Ava, who considers the friends she has made and the array of memories and experiences to be irreplaceable, added, “The longer you are involved in Girl Scouts the larger an impact you can have on your community through it. It has opened so many opportunities to service work for me and given me the experience to do it on my own.”
Last summer, Ava and her brother organized a paper product drive for Cranford Family Care, a non-profit organization that supports families facing food insecurity.
“Having done service projects through Girl Scouts gave me the foundation to organizing this drive and bringing about its success,” she said.
Ava’s Silver Award Project has been one of the hallmarks of her scouting career as it focused on educating the public about animal welfare through methods of creating a website and setting up an information booth in our community.
“Through fundraising, collections drop offs, and volunteer work we were able to raise $1000 plus supplies to support Angel Paws, a local non-profit, no kill, animal shelter,” explained Ava. “This project gave me the opportunity to organize an initiative and work with a team to beneficially impact my local community. It was unlike anything I had done before, and the fulfilment it gave me only made me want to continue this kind of work.”
Over the summer, Ava also participated in the Johns Hopkins Engineering Innovation course, a four-week pre-college summer program during which she explored a variety of engineering disciplines through lectures, hands-on projects, and labs. Some of these fields included civil, chemical, electrical/computer, mechanical engineering, and materials science.
“I had the opportunity to work with and become friends with people around the world, which was an amazing experience,” shared Ava. “Going into the course I had already knew I wanted to study engineering in college, and this course offered me the opportunity for me to figure out which field. It really challenged me to explore and consider new disciplines that I had not considered, and it allowed me to delve beyond the surface of what I thought I knew about some of these disciplines.”
“We also completed a final project which was a group design presentation, in which we were given a situation and we had to design a product to solve it. My group's project focused designing a medical device that would assist people who often forgot to take prescribed medications. Overall, after completing the course it only solidified my desire to pursue engineering in college and inspired me for the possibilities that lie ahead,” she added.
Ava’s experience as a member of the Society of Women Engineers at Mount Saint Mary Academy has supported her interest in engineering by bringing her together with peers who share her same aspirations and interests.

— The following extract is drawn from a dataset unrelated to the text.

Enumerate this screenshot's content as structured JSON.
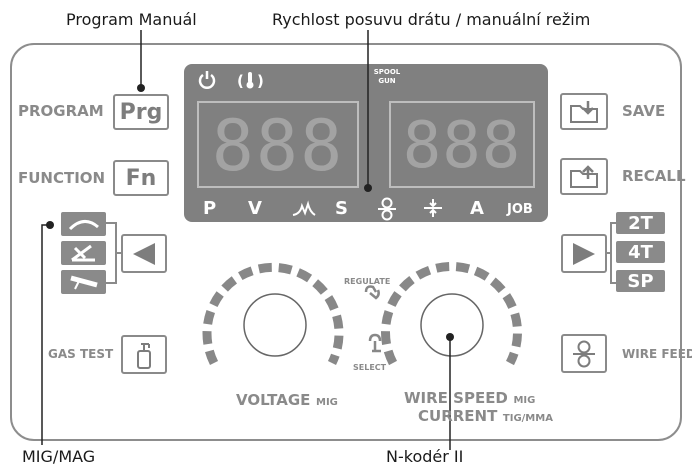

“I have learned how diverse the profession is and how it can bring people together, despite different interests within engineering because the fields are so vastly different but still very connected,” she said. “One person might want to be a civil engineer, focusing on the construction of bridges and buildings, while another might be a materials engineer looking at different materials for such a building. In the broader scope of things, we are all connected. It shows how the engineering community is united not only within the school but as a profession in general. We also had the opportunity to hear from women in the field, and we learned about their experiences, but more importantly from their unique perspective as women in engineering.”
Ava is also a member of the National Honor Society, the Spanish National Honor Society, and the Varsity Softball team. Lastyear, she was also honored to receive the Society of Women Engineers Certificate of Merit.
When she graduates from Mount Saint Mary in June, she plans to further her education at a school that offers a competitive and challenging aerospace engineering program.
“I am very drawn to the idea of space exploration, hence my desire to pursue aerospace, or more specifically astronautical engineering (a concentration within aerospace focused on the space side). I want to make a difference in the world, and this is one of the ways I plan to do it,” said Ava.
As she considered how her success as a Girl Scout has influenced her pursuit of an engineering career, Ava reflected, “Scouting has taught me lessons of dedication, teamwork, and how to make an impact, all skills that will assist me in my engineering career. Being an engineer is definitely hard work. You have to be able to see a project through and work through difficulty. It is also a highly collaborative profession. Having the ability to effectively communicate with others and work in teams is essential. In most aspects of engineering society is at the forefront, so knowing that your work might directly impact members of society it is important to understand those benefits and consequences.”